The committee can therefore convene for its constituent meeting as planned. Bundestag President Bärbel Bas (SPD) will open the first session, which will be open to the public, in the evening.

Accusations against Habeck and Lemke

The CDU/CSU parliamentary group in the Bundestag had requested the committee of inquiry to take a closer look at allegations in connection with the decisions on the continued operation of German nuclear power plants. The focus is on whether the two Green federal ministers Robert Habeck (Climate) and Steffi Lemke (Environment) made the decision on flimsy grounds. The opposition accuses them of not having examined the continued operation of nuclear power plants in an "open-ended" and "unbiased" manner.
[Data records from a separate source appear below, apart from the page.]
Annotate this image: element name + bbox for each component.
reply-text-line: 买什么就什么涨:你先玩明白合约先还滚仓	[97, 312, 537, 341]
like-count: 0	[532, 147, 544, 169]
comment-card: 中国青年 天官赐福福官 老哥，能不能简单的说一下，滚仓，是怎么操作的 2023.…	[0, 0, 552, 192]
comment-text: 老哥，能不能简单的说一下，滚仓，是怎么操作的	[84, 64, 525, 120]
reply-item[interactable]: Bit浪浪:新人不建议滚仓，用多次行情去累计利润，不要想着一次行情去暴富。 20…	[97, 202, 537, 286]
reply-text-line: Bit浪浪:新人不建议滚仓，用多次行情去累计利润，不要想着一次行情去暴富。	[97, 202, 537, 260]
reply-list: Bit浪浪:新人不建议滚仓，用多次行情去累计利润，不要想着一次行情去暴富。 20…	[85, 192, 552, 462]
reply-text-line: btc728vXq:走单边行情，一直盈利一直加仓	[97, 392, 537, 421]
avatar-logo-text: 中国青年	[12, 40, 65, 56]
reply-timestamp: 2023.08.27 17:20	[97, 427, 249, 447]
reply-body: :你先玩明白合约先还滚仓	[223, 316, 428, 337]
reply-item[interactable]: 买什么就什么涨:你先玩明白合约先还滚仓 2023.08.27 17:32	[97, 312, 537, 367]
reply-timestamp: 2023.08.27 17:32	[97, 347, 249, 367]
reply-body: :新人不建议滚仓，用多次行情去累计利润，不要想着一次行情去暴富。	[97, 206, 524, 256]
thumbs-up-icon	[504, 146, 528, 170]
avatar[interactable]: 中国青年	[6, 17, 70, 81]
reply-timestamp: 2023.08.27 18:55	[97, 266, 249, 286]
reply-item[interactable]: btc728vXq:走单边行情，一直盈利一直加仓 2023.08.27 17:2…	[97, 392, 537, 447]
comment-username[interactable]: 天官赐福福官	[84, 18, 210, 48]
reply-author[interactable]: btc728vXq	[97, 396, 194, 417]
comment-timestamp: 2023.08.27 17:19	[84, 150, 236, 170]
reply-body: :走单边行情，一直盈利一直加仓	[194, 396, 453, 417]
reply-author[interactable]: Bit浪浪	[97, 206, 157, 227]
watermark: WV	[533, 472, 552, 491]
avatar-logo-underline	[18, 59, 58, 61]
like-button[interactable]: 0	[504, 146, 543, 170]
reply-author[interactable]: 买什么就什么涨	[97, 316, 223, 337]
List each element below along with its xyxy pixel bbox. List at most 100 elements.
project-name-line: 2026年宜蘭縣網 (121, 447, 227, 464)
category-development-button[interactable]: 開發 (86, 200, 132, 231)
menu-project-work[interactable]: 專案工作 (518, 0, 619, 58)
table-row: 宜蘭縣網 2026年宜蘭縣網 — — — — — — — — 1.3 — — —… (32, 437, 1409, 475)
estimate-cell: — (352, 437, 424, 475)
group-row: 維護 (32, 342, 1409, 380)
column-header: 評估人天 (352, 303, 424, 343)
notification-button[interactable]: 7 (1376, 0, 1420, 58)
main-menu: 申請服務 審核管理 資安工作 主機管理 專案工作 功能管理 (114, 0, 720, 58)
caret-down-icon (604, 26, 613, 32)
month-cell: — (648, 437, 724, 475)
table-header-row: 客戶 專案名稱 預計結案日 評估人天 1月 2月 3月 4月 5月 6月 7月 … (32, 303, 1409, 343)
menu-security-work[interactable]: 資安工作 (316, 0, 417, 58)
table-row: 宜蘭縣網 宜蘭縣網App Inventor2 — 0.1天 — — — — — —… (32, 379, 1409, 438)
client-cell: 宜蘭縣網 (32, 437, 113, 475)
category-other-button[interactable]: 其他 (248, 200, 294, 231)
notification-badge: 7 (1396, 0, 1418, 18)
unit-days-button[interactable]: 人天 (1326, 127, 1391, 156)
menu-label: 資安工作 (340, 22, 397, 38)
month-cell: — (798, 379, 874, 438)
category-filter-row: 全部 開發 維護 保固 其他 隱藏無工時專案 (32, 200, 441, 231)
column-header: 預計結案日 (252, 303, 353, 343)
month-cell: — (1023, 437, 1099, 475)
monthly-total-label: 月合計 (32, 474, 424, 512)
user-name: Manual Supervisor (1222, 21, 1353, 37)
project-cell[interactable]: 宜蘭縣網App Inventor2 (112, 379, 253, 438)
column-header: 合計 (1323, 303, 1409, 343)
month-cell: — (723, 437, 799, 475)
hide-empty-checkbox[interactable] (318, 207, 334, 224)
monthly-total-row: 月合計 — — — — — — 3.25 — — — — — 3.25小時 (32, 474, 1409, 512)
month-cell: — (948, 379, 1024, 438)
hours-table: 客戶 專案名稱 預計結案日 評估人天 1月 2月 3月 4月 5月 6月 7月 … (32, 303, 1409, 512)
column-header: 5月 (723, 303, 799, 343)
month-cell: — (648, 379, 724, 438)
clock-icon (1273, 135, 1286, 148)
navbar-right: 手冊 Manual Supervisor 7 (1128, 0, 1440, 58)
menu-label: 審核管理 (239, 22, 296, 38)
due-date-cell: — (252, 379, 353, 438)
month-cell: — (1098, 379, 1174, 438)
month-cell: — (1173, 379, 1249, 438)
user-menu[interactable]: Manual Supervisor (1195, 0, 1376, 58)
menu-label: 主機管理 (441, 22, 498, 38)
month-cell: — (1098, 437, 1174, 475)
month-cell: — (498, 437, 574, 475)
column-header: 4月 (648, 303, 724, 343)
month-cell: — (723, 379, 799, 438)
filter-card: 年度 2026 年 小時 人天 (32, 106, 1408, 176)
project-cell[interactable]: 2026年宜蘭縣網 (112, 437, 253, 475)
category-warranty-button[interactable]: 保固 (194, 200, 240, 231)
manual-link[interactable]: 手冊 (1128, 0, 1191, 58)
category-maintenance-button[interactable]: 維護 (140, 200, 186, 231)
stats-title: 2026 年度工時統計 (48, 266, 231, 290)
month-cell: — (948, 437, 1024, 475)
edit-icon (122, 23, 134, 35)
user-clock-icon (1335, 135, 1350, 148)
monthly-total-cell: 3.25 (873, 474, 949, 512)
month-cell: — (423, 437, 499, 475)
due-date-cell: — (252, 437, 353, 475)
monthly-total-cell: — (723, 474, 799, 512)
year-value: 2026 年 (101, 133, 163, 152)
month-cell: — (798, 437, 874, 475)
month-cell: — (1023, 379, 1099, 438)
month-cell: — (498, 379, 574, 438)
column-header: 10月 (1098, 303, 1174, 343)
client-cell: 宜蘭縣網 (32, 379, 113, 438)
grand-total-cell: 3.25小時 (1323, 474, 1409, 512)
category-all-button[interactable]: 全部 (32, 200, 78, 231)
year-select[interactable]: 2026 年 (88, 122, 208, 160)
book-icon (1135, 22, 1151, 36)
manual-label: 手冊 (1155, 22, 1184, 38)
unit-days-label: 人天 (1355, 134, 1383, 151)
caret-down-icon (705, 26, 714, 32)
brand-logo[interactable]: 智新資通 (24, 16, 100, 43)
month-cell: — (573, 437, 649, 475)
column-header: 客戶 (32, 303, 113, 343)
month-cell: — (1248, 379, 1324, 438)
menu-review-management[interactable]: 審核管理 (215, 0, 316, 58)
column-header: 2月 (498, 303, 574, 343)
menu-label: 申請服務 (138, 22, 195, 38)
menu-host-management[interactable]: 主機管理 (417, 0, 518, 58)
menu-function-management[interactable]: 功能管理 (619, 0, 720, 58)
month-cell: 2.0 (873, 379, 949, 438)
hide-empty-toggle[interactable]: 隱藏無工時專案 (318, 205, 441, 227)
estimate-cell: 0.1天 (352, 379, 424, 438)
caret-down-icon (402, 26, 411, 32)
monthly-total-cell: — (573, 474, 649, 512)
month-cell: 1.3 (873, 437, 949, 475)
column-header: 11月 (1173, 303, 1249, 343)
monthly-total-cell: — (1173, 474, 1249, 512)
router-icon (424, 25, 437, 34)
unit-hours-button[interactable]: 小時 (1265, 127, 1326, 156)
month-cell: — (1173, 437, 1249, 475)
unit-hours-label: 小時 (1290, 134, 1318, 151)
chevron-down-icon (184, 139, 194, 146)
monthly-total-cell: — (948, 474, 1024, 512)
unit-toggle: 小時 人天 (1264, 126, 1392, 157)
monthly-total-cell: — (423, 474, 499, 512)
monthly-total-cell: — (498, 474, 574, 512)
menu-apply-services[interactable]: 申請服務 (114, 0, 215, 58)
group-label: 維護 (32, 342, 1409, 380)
It is about nothing less than the question of "whether the public was deceived in the decision to shut down the last three nuclear power plants", CSU member of parliament and energy politician Andreas Lenz told the German Press Agency.

His parliamentary group will demand the necessary transparency in the investigation and clarify responsibility for the processes surrounding the nuclear phase-out. Lenz is one of the future committee members.

Following the reactor disaster in Fukushima in 2011, Germany decided to finally phase out nuclear power. Eight of the 17 nuclear power plants at the time were shut down immediately, while a phased plan applied to the remaining nine. The last three - Isar II, Emsland and Neckarwestheim II - should have been shut down on December 31, 2022 according to the Atomic Energy Act.

Due to the energy crisis caused by the Russian war of aggression against Ukraine, the government of Chancellor Olaf Scholz (SPD) decided to keep the reactors running for three and a half months longer until mid-April 2023. The Christian Democrats, as well as the Liberals, who are part of the government, wanted the plants to run for much longer.

The committee of inquiry that has now been approved is the second committee of its kind in this parliamentary term, alongside the committee on the withdrawal of troops from Afghanistan.

Committees of inquiry are regarded as the "sharpest sword of the opposition". At least a quarter of all members of the Bundestag must agree in order for them to be set up. With 195 out of a total of 733 members of the Bundestag, the CDU/CSU parliamentary group would have met the requirement even without the support of the AfD members.